Leukapheresis involves extracorporeal removal of leukocytes from the blood, either by centrifugation or by passage of blood through an adsorptive system. In each system, venous blood is removed in a continuous flow, anticoagulated, processed to deplete the leukocytes, and returned to the circulation. A leukapheresis session takes approximately one to two hours. The procedure is usually carried out once or twice a week, for about 5 to 10 sessions.
This guidance represents the view of NICE, arrived at after careful consideration of the evidence available. When exercising their judgement, healthcare professionals are expected to take this guidance fully into account, and specifically any special arrangements relating to the introduction of new interventional procedures. The guidance does not override the individual responsibility of healthcare professionals to make decisions appropriate to the circumstances of the individual patient, in consultation with the patient and/or guardian or carer.
All problems (adverse events) related to a medicine or medical device used for treatment or in a procedure should be reported to the Medicines and Healthcare products Regulatory Agency using the Yellow Card Scheme.

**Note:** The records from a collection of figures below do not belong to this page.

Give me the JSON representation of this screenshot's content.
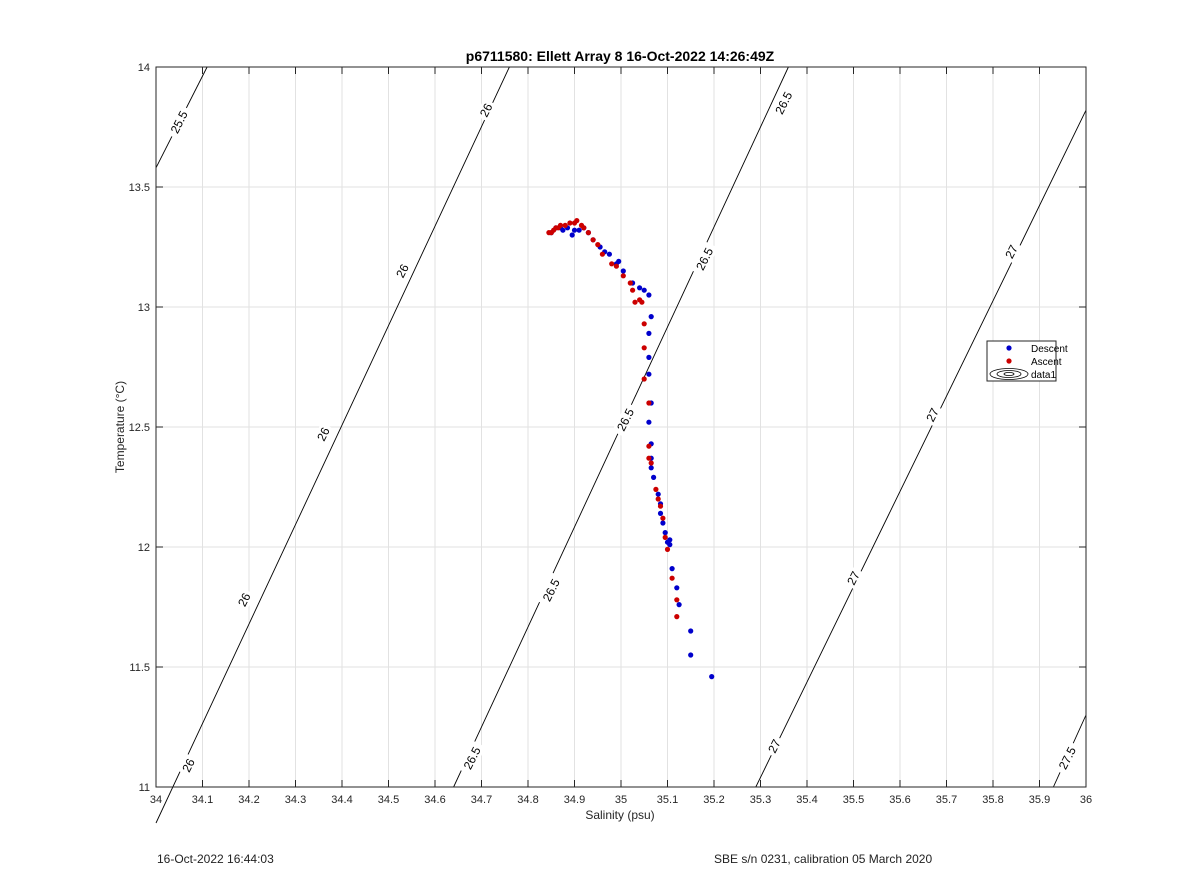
{
  "footer": {
    "left": "16-Oct-2022 16:44:03",
    "right": "SBE s/n 0231, calibration 05 March 2020"
  },
  "chart_data": {
    "type": "scatter",
    "title": "p6711580: Ellett Array 8 16-Oct-2022 14:26:49Z",
    "xlabel": "Salinity (psu)",
    "ylabel": "Temperature (°C)",
    "xlim": [
      34,
      36
    ],
    "ylim": [
      11,
      14
    ],
    "grid": true,
    "legend_position": "right",
    "x_ticks": [
      "34",
      "34.1",
      "34.2",
      "34.3",
      "34.4",
      "34.5",
      "34.6",
      "34.7",
      "34.8",
      "34.9",
      "35",
      "35.1",
      "35.2",
      "35.3",
      "35.4",
      "35.5",
      "35.6",
      "35.7",
      "35.8",
      "35.9",
      "36"
    ],
    "y_ticks": [
      "11",
      "11.5",
      "12",
      "12.5",
      "13",
      "13.5",
      "14"
    ],
    "contours": [
      {
        "level": "25.5",
        "points": [
          [
            34.0,
            13.58
          ],
          [
            34.11,
            14.0
          ]
        ]
      },
      {
        "level": "26",
        "points": [
          [
            34.0,
            10.85
          ],
          [
            34.76,
            14.0
          ]
        ]
      },
      {
        "level": "26.5",
        "points": [
          [
            34.64,
            11.0
          ],
          [
            35.36,
            14.0
          ]
        ]
      },
      {
        "level": "27",
        "points": [
          [
            35.29,
            11.0
          ],
          [
            36.0,
            13.82
          ]
        ]
      },
      {
        "level": "27.5",
        "points": [
          [
            35.93,
            11.0
          ],
          [
            36.0,
            11.3
          ]
        ]
      }
    ],
    "contour_labels": [
      {
        "text": "25.5",
        "x": 34.05,
        "y": 13.77
      },
      {
        "text": "26",
        "x": 34.07,
        "y": 11.09
      },
      {
        "text": "26",
        "x": 34.19,
        "y": 11.78
      },
      {
        "text": "26",
        "x": 34.36,
        "y": 12.47
      },
      {
        "text": "26",
        "x": 34.53,
        "y": 13.15
      },
      {
        "text": "26",
        "x": 34.71,
        "y": 13.82
      },
      {
        "text": "26.5",
        "x": 34.68,
        "y": 11.12
      },
      {
        "text": "26.5",
        "x": 34.85,
        "y": 11.82
      },
      {
        "text": "26.5",
        "x": 35.01,
        "y": 12.53
      },
      {
        "text": "26.5",
        "x": 35.18,
        "y": 13.2
      },
      {
        "text": "26.5",
        "x": 35.35,
        "y": 13.85
      },
      {
        "text": "27",
        "x": 35.33,
        "y": 11.17
      },
      {
        "text": "27",
        "x": 35.5,
        "y": 11.87
      },
      {
        "text": "27",
        "x": 35.67,
        "y": 12.55
      },
      {
        "text": "27",
        "x": 35.84,
        "y": 13.23
      },
      {
        "text": "27.5",
        "x": 35.96,
        "y": 11.12
      }
    ],
    "series": [
      {
        "name": "Descent",
        "color": "#0000cc",
        "points": [
          [
            35.195,
            11.46
          ],
          [
            35.15,
            11.55
          ],
          [
            35.15,
            11.65
          ],
          [
            35.125,
            11.76
          ],
          [
            35.12,
            11.83
          ],
          [
            35.11,
            11.91
          ],
          [
            35.105,
            12.01
          ],
          [
            35.105,
            12.03
          ],
          [
            35.1,
            12.02
          ],
          [
            35.095,
            12.06
          ],
          [
            35.09,
            12.1
          ],
          [
            35.085,
            12.14
          ],
          [
            35.085,
            12.18
          ],
          [
            35.08,
            12.22
          ],
          [
            35.07,
            12.29
          ],
          [
            35.065,
            12.33
          ],
          [
            35.065,
            12.37
          ],
          [
            35.065,
            12.43
          ],
          [
            35.06,
            12.52
          ],
          [
            35.065,
            12.6
          ],
          [
            35.06,
            12.72
          ],
          [
            35.06,
            12.79
          ],
          [
            35.06,
            12.89
          ],
          [
            35.065,
            12.96
          ],
          [
            35.06,
            13.05
          ],
          [
            35.05,
            13.07
          ],
          [
            35.04,
            13.08
          ],
          [
            35.025,
            13.1
          ],
          [
            35.005,
            13.15
          ],
          [
            34.995,
            13.19
          ],
          [
            34.99,
            13.18
          ],
          [
            34.975,
            13.22
          ],
          [
            34.965,
            13.23
          ],
          [
            34.955,
            13.25
          ],
          [
            34.94,
            13.28
          ],
          [
            34.93,
            13.31
          ],
          [
            34.92,
            13.33
          ],
          [
            34.91,
            13.32
          ],
          [
            34.9,
            13.32
          ],
          [
            34.895,
            13.3
          ],
          [
            34.885,
            13.33
          ],
          [
            34.875,
            13.32
          ],
          [
            34.87,
            13.33
          ],
          [
            34.86,
            13.33
          ],
          [
            34.85,
            13.31
          ]
        ]
      },
      {
        "name": "Ascent",
        "color": "#cc0000",
        "points": [
          [
            35.12,
            11.71
          ],
          [
            35.12,
            11.78
          ],
          [
            35.11,
            11.87
          ],
          [
            35.1,
            11.99
          ],
          [
            35.095,
            12.04
          ],
          [
            35.09,
            12.12
          ],
          [
            35.085,
            12.17
          ],
          [
            35.08,
            12.2
          ],
          [
            35.075,
            12.24
          ],
          [
            35.065,
            12.35
          ],
          [
            35.06,
            12.37
          ],
          [
            35.06,
            12.42
          ],
          [
            35.06,
            12.6
          ],
          [
            35.05,
            12.7
          ],
          [
            35.05,
            12.83
          ],
          [
            35.05,
            12.93
          ],
          [
            35.045,
            13.02
          ],
          [
            35.04,
            13.03
          ],
          [
            35.03,
            13.02
          ],
          [
            35.025,
            13.07
          ],
          [
            35.02,
            13.1
          ],
          [
            35.005,
            13.13
          ],
          [
            34.99,
            13.17
          ],
          [
            34.98,
            13.18
          ],
          [
            34.96,
            13.22
          ],
          [
            34.95,
            13.26
          ],
          [
            34.94,
            13.28
          ],
          [
            34.93,
            13.31
          ],
          [
            34.92,
            13.33
          ],
          [
            34.915,
            13.34
          ],
          [
            34.905,
            13.36
          ],
          [
            34.9,
            13.35
          ],
          [
            34.89,
            13.35
          ],
          [
            34.88,
            13.34
          ],
          [
            34.87,
            13.34
          ],
          [
            34.865,
            13.33
          ],
          [
            34.86,
            13.33
          ],
          [
            34.855,
            13.32
          ],
          [
            34.85,
            13.31
          ],
          [
            34.845,
            13.31
          ]
        ]
      },
      {
        "name": "data1",
        "color": "#000000",
        "points": []
      }
    ]
  }
}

Commissioners and/or providers have a responsibility to implement the guidance, in their local context, in light of their duties to have due regard to the need to eliminate unlawful discrimination, advance equality of opportunity, and foster good relations. Nothing in this guidance should be interpreted in a way that would be inconsistent with compliance with those duties. Providers should ensure that governance structures are in place to review, authorise and monitor the introduction of new devices and procedures.
Commissioners and providers have a responsibility to promote an environmentally sustainable health and care system and should assess and reduce the environmental impact of implementing NICE recommendations wherever possible.